TAMPA — Despite fears that loosely organized groups would revolt against new security measures at airports nationwide, the scene at Tampa International Airport seemed relatively calm Wednesday.
The day before Thanksgiving is one of the busiest days of the year for airports, so passengers should expect longer lines at ticket counters and security lanes.
A few protestors of the newly implemented pat-down procedures picketed outside the ticketing area, but TIA officials said they had the necessary permits and didn't cause problems.
Most of the departing flights were running on time or just slightly behind schedule. And by early Wednesday afternoon, TIA didn't appear to have anyone participating in "National Opt Out Day," a response to the new procedures.

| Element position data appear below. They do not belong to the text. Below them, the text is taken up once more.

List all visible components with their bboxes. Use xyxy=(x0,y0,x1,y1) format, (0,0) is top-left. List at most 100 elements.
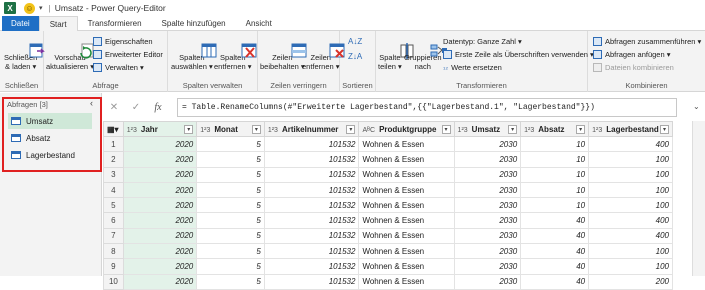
table-cell[interactable]: 40 xyxy=(520,212,590,229)
filter-dropdown-icon[interactable]: ▾ xyxy=(441,124,451,134)
table-menu-button[interactable]: ▦▾ xyxy=(103,121,124,137)
table-cell[interactable]: 40 xyxy=(520,273,590,290)
filter-dropdown-icon[interactable]: ▾ xyxy=(508,124,518,134)
table-cell[interactable]: 2020 xyxy=(122,135,198,153)
table-cell[interactable]: 2030 xyxy=(453,273,522,290)
replace-values-button[interactable]: ₁₂ Werte ersetzen xyxy=(443,62,502,73)
table-cell[interactable]: 2030 xyxy=(453,227,522,245)
data-type-dropdown[interactable]: Datentyp: Ganze Zahl ▾ xyxy=(443,36,522,47)
table-cell[interactable]: 100 xyxy=(588,197,673,214)
table-cell[interactable]: 100 xyxy=(588,243,673,260)
table-cell[interactable]: Wohnen & Essen xyxy=(358,166,455,183)
column-header-artikelnummer[interactable]: 1²3 Artikelnummer ▾ xyxy=(263,121,360,137)
table-cell[interactable]: 40 xyxy=(520,243,590,260)
table-cell[interactable]: 10 xyxy=(520,181,590,199)
table-cell[interactable]: 5 xyxy=(196,227,265,245)
table-cell[interactable]: 101532 xyxy=(263,166,360,183)
table-cell[interactable]: 2020 xyxy=(122,243,198,260)
row-number[interactable]: 2 xyxy=(103,151,124,168)
table-cell[interactable]: 5 xyxy=(196,212,265,229)
filter-dropdown-icon[interactable]: ▾ xyxy=(251,124,261,134)
query-item-umsatz[interactable]: Umsatz xyxy=(8,113,92,129)
table-cell[interactable]: 2030 xyxy=(453,151,522,168)
column-header-absatz[interactable]: 1²3 Absatz ▾ xyxy=(520,121,590,137)
table-cell[interactable]: 40 xyxy=(520,227,590,245)
row-number[interactable]: 10 xyxy=(103,273,124,290)
sort-desc-button[interactable]: Z↓A xyxy=(348,51,362,62)
table-cell[interactable]: Wohnen & Essen xyxy=(358,273,455,290)
table-cell[interactable]: 40 xyxy=(520,258,590,275)
query-item-absatz[interactable]: Absatz xyxy=(8,130,92,146)
column-header-lagerbestand[interactable]: 1²3 Lagerbestand ▾ xyxy=(588,121,673,137)
table-cell[interactable]: 10 xyxy=(520,166,590,183)
whole-number-type-icon[interactable]: 1²3 xyxy=(592,127,602,134)
properties-button[interactable]: Eigenschaften xyxy=(93,36,153,47)
table-row[interactable]: 4 2020 5 101532 Wohnen & Essen 2030 10 100 xyxy=(103,181,673,199)
expand-formula-icon[interactable]: ⌄ xyxy=(693,102,700,111)
table-cell[interactable]: 5 xyxy=(196,243,265,260)
combine-files-button[interactable]: Dateien kombinieren xyxy=(593,62,674,73)
collapse-pane-icon[interactable]: ‹ xyxy=(90,98,93,108)
table-cell[interactable]: 400 xyxy=(588,135,673,153)
table-cell[interactable]: Wohnen & Essen xyxy=(358,197,455,214)
table-cell[interactable]: 101532 xyxy=(263,273,360,290)
table-row[interactable]: 6 2020 5 101532 Wohnen & Essen 2030 40 400 xyxy=(103,212,673,229)
table-cell[interactable]: 101532 xyxy=(263,181,360,199)
table-cell[interactable]: 2020 xyxy=(122,181,198,199)
confirm-icon[interactable]: ✓ xyxy=(125,102,147,113)
table-row[interactable]: 9 2020 5 101532 Wohnen & Essen 2030 40 100 xyxy=(103,258,673,275)
first-row-headers-button[interactable]: Erste Zeile als Überschriften verwenden … xyxy=(443,49,594,60)
table-cell[interactable]: 2020 xyxy=(122,227,198,245)
table-cell[interactable]: 5 xyxy=(196,181,265,199)
filter-dropdown-icon[interactable]: ▾ xyxy=(184,124,194,134)
append-queries-button[interactable]: Abfragen anfügen ▾ xyxy=(593,49,670,60)
remove-rows-button[interactable]: Zeilen entfernen ▾ xyxy=(302,33,345,71)
table-cell[interactable]: 5 xyxy=(196,273,265,290)
whole-number-type-icon[interactable]: 1²3 xyxy=(458,127,468,134)
table-row[interactable]: 5 2020 5 101532 Wohnen & Essen 2030 10 100 xyxy=(103,197,673,214)
quick-access-dropdown-icon[interactable]: ▾ xyxy=(39,4,43,12)
table-cell[interactable]: 101532 xyxy=(263,258,360,275)
column-header-produktgruppe[interactable]: AᴮC Produktgruppe ▾ xyxy=(358,121,455,137)
whole-number-type-icon[interactable]: 1²3 xyxy=(200,127,210,134)
group-by-button[interactable]: Gruppieren nach xyxy=(404,33,448,71)
table-cell[interactable]: 2030 xyxy=(453,258,522,275)
table-cell[interactable]: 10 xyxy=(520,151,590,168)
column-header-monat[interactable]: 1²3 Monat ▾ xyxy=(196,121,265,137)
table-cell[interactable]: 5 xyxy=(196,258,265,275)
table-row[interactable]: 7 2020 5 101532 Wohnen & Essen 2030 40 400 xyxy=(103,227,673,245)
whole-number-type-icon[interactable]: 1²3 xyxy=(268,127,278,134)
table-cell[interactable]: Wohnen & Essen xyxy=(358,212,455,229)
table-cell[interactable]: 101532 xyxy=(263,197,360,214)
table-cell[interactable]: 2030 xyxy=(453,243,522,260)
tab-datei[interactable]: Datei xyxy=(2,16,39,31)
sort-asc-button[interactable]: A↓Z xyxy=(348,36,362,47)
remove-columns-button[interactable]: Spalten entfernen ▾ xyxy=(214,33,257,71)
table-cell[interactable]: 2020 xyxy=(122,212,198,229)
choose-columns-button[interactable]: Spalten auswählen ▾ xyxy=(171,33,217,71)
row-number[interactable]: 3 xyxy=(103,166,124,183)
table-row[interactable]: 3 2020 5 101532 Wohnen & Essen 2030 10 100 xyxy=(103,166,673,183)
keep-rows-button[interactable]: Zeilen beibehalten ▾ xyxy=(260,33,307,71)
tab-spalte-hinzufuegen[interactable]: Spalte hinzufügen xyxy=(152,16,236,31)
table-cell[interactable]: Wohnen & Essen xyxy=(358,181,455,199)
table-cell[interactable]: 5 xyxy=(196,135,265,153)
row-number[interactable]: 6 xyxy=(103,212,124,229)
table-cell[interactable]: 400 xyxy=(588,227,673,245)
table-cell[interactable]: 2030 xyxy=(453,197,522,214)
filter-dropdown-icon[interactable]: ▾ xyxy=(660,124,669,134)
vertical-scrollbar[interactable] xyxy=(692,121,705,276)
table-cell[interactable]: 200 xyxy=(588,273,673,290)
table-cell[interactable]: 101532 xyxy=(263,135,360,153)
whole-number-type-icon[interactable]: 1²3 xyxy=(127,127,137,134)
table-cell[interactable]: 100 xyxy=(588,181,673,199)
tab-start[interactable]: Start xyxy=(38,16,78,31)
table-row[interactable]: 10 2020 5 101532 Wohnen & Essen 2030 40 200 xyxy=(103,273,673,290)
table-cell[interactable]: 5 xyxy=(196,151,265,168)
whole-number-type-icon[interactable]: 1²3 xyxy=(524,127,534,134)
query-item-lagerbestand[interactable]: Lagerbestand xyxy=(8,147,92,163)
cancel-icon[interactable]: ✕ xyxy=(103,102,125,113)
refresh-preview-button[interactable]: Vorschau aktualisieren ▾ xyxy=(46,33,94,71)
table-cell[interactable]: 2030 xyxy=(453,135,522,153)
table-row[interactable]: 2 2020 5 101532 Wohnen & Essen 2030 10 100 xyxy=(103,151,673,168)
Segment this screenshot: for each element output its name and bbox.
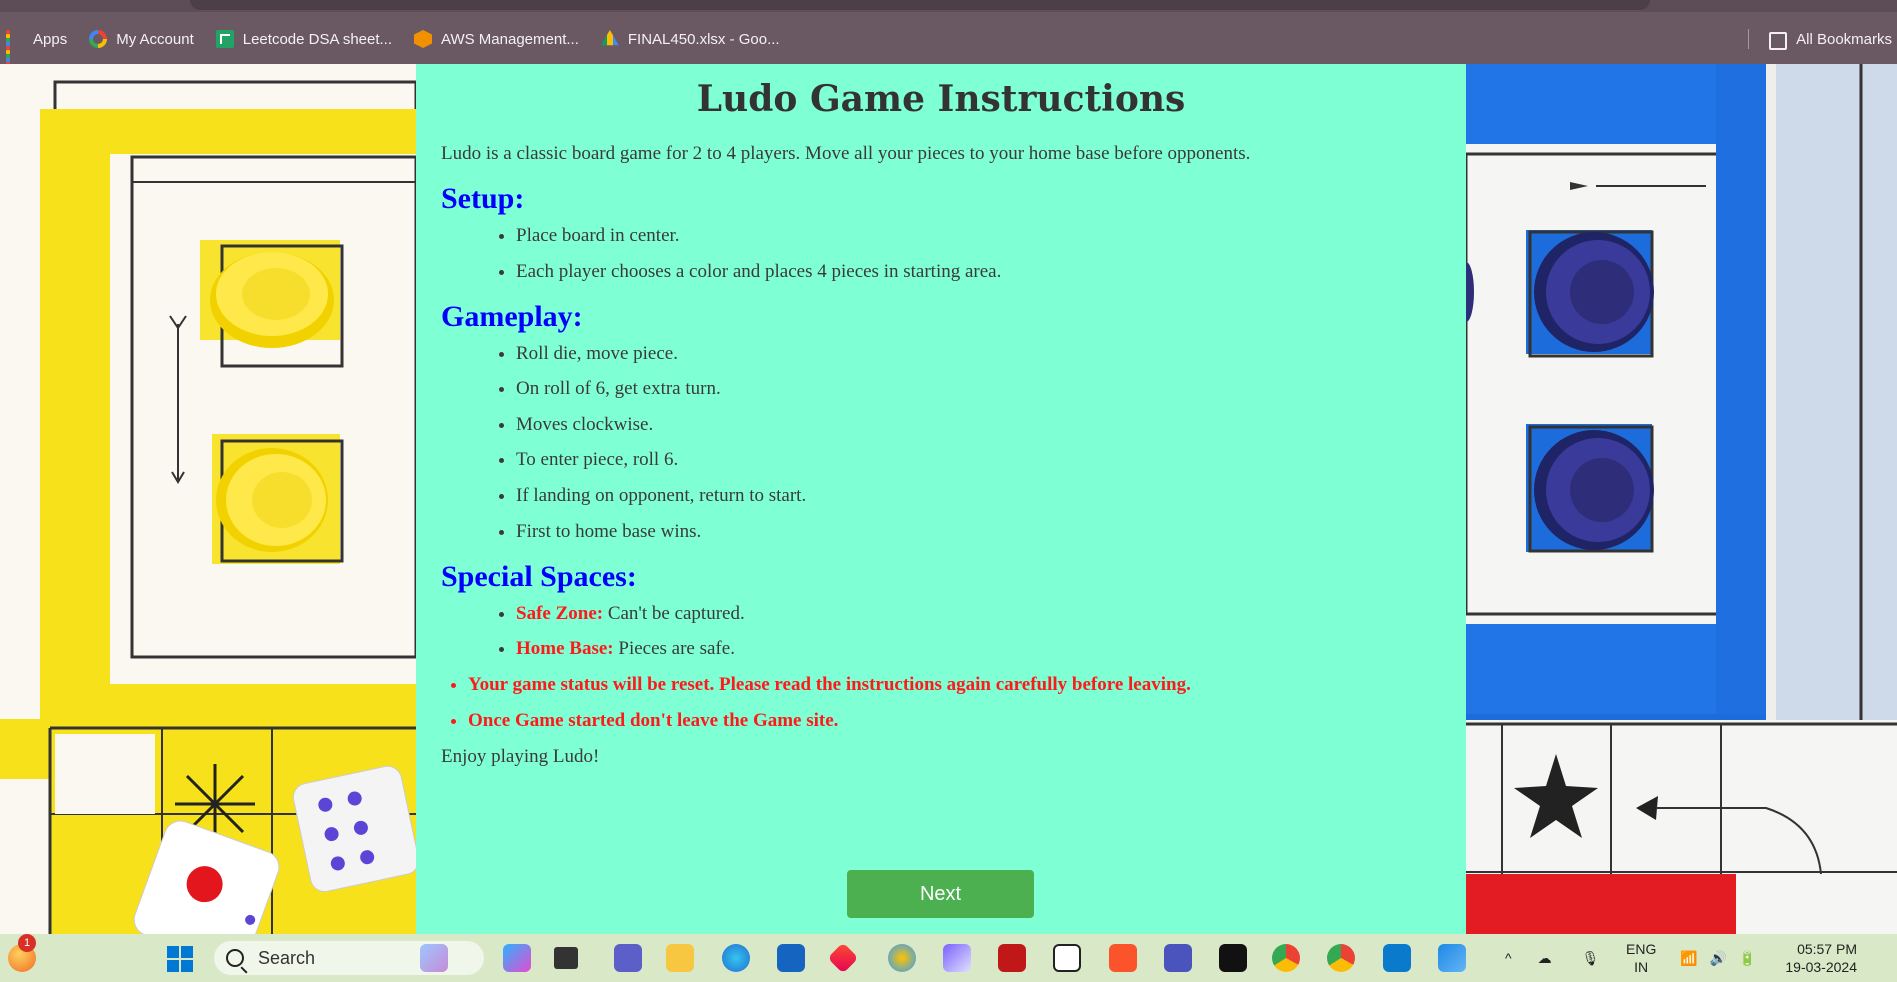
bookmark-label: AWS Management... [441, 30, 579, 48]
bookmark-my-account[interactable]: My Account [89, 24, 194, 54]
safe-zone-text: Can't be captured. [603, 602, 745, 624]
taskbar: 1 Search ^ ☁ 🎙 ENG IN 📶 🔊 🔋 05:57 PM 19-… [0, 934, 1897, 982]
teams-work-icon[interactable] [1164, 944, 1192, 972]
list-item: On roll of 6, get extra turn. [516, 377, 1441, 401]
next-button[interactable]: Next [847, 870, 1034, 918]
clock[interactable]: 05:57 PM 19-03-2024 [1785, 940, 1857, 976]
region-code: IN [1634, 959, 1649, 975]
ludo-board-background-right [1466, 64, 1897, 934]
start-button[interactable] [167, 946, 193, 972]
bookmark-aws[interactable]: AWS Management... [414, 24, 579, 54]
date: 19-03-2024 [1785, 959, 1857, 975]
list-item: Moves clockwise. [516, 413, 1441, 437]
list-item: To enter piece, roll 6. [516, 448, 1441, 472]
apps-grid-icon [6, 30, 24, 66]
list-item: Home Base: Pieces are safe. [516, 637, 1441, 661]
warning-reset: Your game status will be reset. Please r… [468, 673, 1441, 697]
copilot-pro-icon[interactable] [943, 944, 971, 972]
browser-chrome: Apps My Account Leetcode DSA sheet... AW… [0, 0, 1897, 66]
google-icon [89, 30, 108, 48]
google-drive-icon [600, 30, 619, 46]
store-icon[interactable] [777, 944, 805, 972]
ludo-board-image-right [1466, 64, 1897, 934]
paint-icon[interactable] [888, 944, 916, 972]
chrome-profile-icon[interactable] [1327, 944, 1355, 972]
system-tray: ^ ☁ 🎙 [1505, 934, 1599, 982]
gameplay-list: Roll die, move piece. On roll of 6, get … [441, 342, 1441, 544]
address-bar[interactable] [190, 0, 1650, 10]
copilot-icon[interactable] [503, 944, 531, 972]
list-item: Safe Zone: Can't be captured. [516, 602, 1441, 626]
notification-badge: 1 [18, 934, 36, 952]
edge-icon[interactable] [722, 944, 750, 972]
warning-dont-leave: Once Game started don't leave the Game s… [468, 709, 1441, 733]
file-explorer-icon[interactable] [420, 944, 448, 972]
chrome-icon[interactable] [1272, 944, 1300, 972]
google-sheets-icon [215, 30, 234, 48]
outro-text: Enjoy playing Ludo! [441, 745, 600, 767]
bookmark-label: Leetcode DSA sheet... [242, 30, 393, 48]
all-bookmarks-button[interactable]: All Bookmarks [1769, 24, 1892, 54]
web-page: Ludo Game Instructions Ludo is a classic… [0, 64, 1897, 934]
warnings-list: Your game status will be reset. Please r… [441, 673, 1441, 733]
bookmarks-bar: Apps My Account Leetcode DSA sheet... AW… [0, 22, 1897, 66]
list-item: Each player chooses a color and places 4… [516, 260, 1441, 284]
setup-heading: Setup: [441, 182, 525, 215]
bookmark-leetcode[interactable]: Leetcode DSA sheet... [215, 24, 393, 54]
search-label: Search [258, 947, 316, 968]
brave-icon[interactable] [1109, 944, 1137, 972]
list-item: First to home base wins. [516, 520, 1441, 544]
volume-icon[interactable]: 🔊 [1709, 950, 1726, 967]
onedrive-icon[interactable]: ☁ [1538, 950, 1552, 967]
bookmark-label: Apps [33, 30, 68, 48]
bookmark-label: FINAL450.xlsx - Goo... [627, 30, 780, 48]
page-title: Ludo Game Instructions [696, 78, 1186, 120]
vscode-icon[interactable] [1383, 944, 1411, 972]
home-base-text: Pieces are safe. [613, 638, 735, 660]
list-item: Place board in center. [516, 224, 1441, 248]
language-indicator[interactable]: ENG IN [1626, 940, 1656, 976]
setup-list: Place board in center. Each player choos… [441, 224, 1441, 284]
special-spaces-heading: Special Spaces: [441, 559, 637, 593]
all-bookmarks-label: All Bookmarks [1796, 30, 1892, 48]
gameplay-heading: Gameplay: [441, 299, 583, 333]
instructions-panel: Ludo Game Instructions Ludo is a classic… [416, 64, 1466, 934]
bookmark-apps[interactable]: Apps [6, 24, 68, 66]
home-base-term: Home Base: [516, 638, 614, 660]
teams-icon[interactable] [614, 944, 642, 972]
wifi-icon[interactable]: 📶 [1680, 950, 1697, 967]
list-item: If landing on opponent, return to start. [516, 484, 1441, 508]
office-icon[interactable] [827, 942, 859, 974]
special-spaces-list: Safe Zone: Can't be captured. Home Base:… [441, 602, 1441, 662]
list-item: Roll die, move piece. [516, 342, 1441, 366]
task-view-icon[interactable] [554, 947, 578, 969]
safe-zone-term: Safe Zone: [516, 602, 604, 624]
ludo-board-background-left [0, 64, 416, 934]
notion-icon[interactable] [1053, 944, 1081, 972]
battery-icon[interactable]: 🔋 [1739, 950, 1756, 967]
app-icon[interactable] [1219, 944, 1247, 972]
mcafee-icon[interactable] [998, 944, 1026, 972]
folder-icon [1769, 31, 1788, 50]
intro-text: Ludo is a classic board game for 2 to 4 … [441, 143, 1251, 164]
photos-icon[interactable] [1438, 944, 1466, 972]
microphone-icon[interactable]: 🎙 [1582, 950, 1600, 967]
bookmarks-divider [1748, 29, 1750, 49]
chevron-up-icon[interactable]: ^ [1505, 950, 1512, 966]
ludo-board-image-left [0, 64, 416, 934]
folder-icon[interactable] [666, 944, 694, 972]
time: 05:57 PM [1797, 941, 1857, 957]
aws-icon [414, 30, 433, 48]
bookmark-label: My Account [116, 30, 194, 48]
bookmark-final450[interactable]: FINAL450.xlsx - Goo... [600, 24, 780, 54]
status-icons: 📶 🔊 🔋 [1680, 934, 1756, 982]
language-code: ENG [1626, 941, 1657, 957]
search-icon [226, 949, 244, 967]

Most passengers at TIA will pass through metal detectors the airport has been using for years, while a small percentage are selected at random to enter body scanning machines. Anyone who refuses the revealing body scan is subject to a thorough pat-down.
Passenger James Shaheen, 29, of Largo was headed to Chicago on U.S. Air around 7:15 a.m. when he opted out of the body scan machine. He was curious to see what the new pat-down was like.
"It wasn't that bad," Shaheen said. "It was no more inappropriate than has been described.''
A reporter watched as a Transportation Security Administration agent felt around his waistline. The agent put one gloved hand on each side of Shaheen's thighs, rubbing down from his groin to his ankles, front and back. The agent also had him sit down so he could look under his feet. The whole search took a couple of minutes.
Airport spokeswoman Brenda Geoghagan said this week that TIA projects a 2 percent increase over last year in departing passengers.
The airport could see more crowds or delays as people leave work to catch evening flights.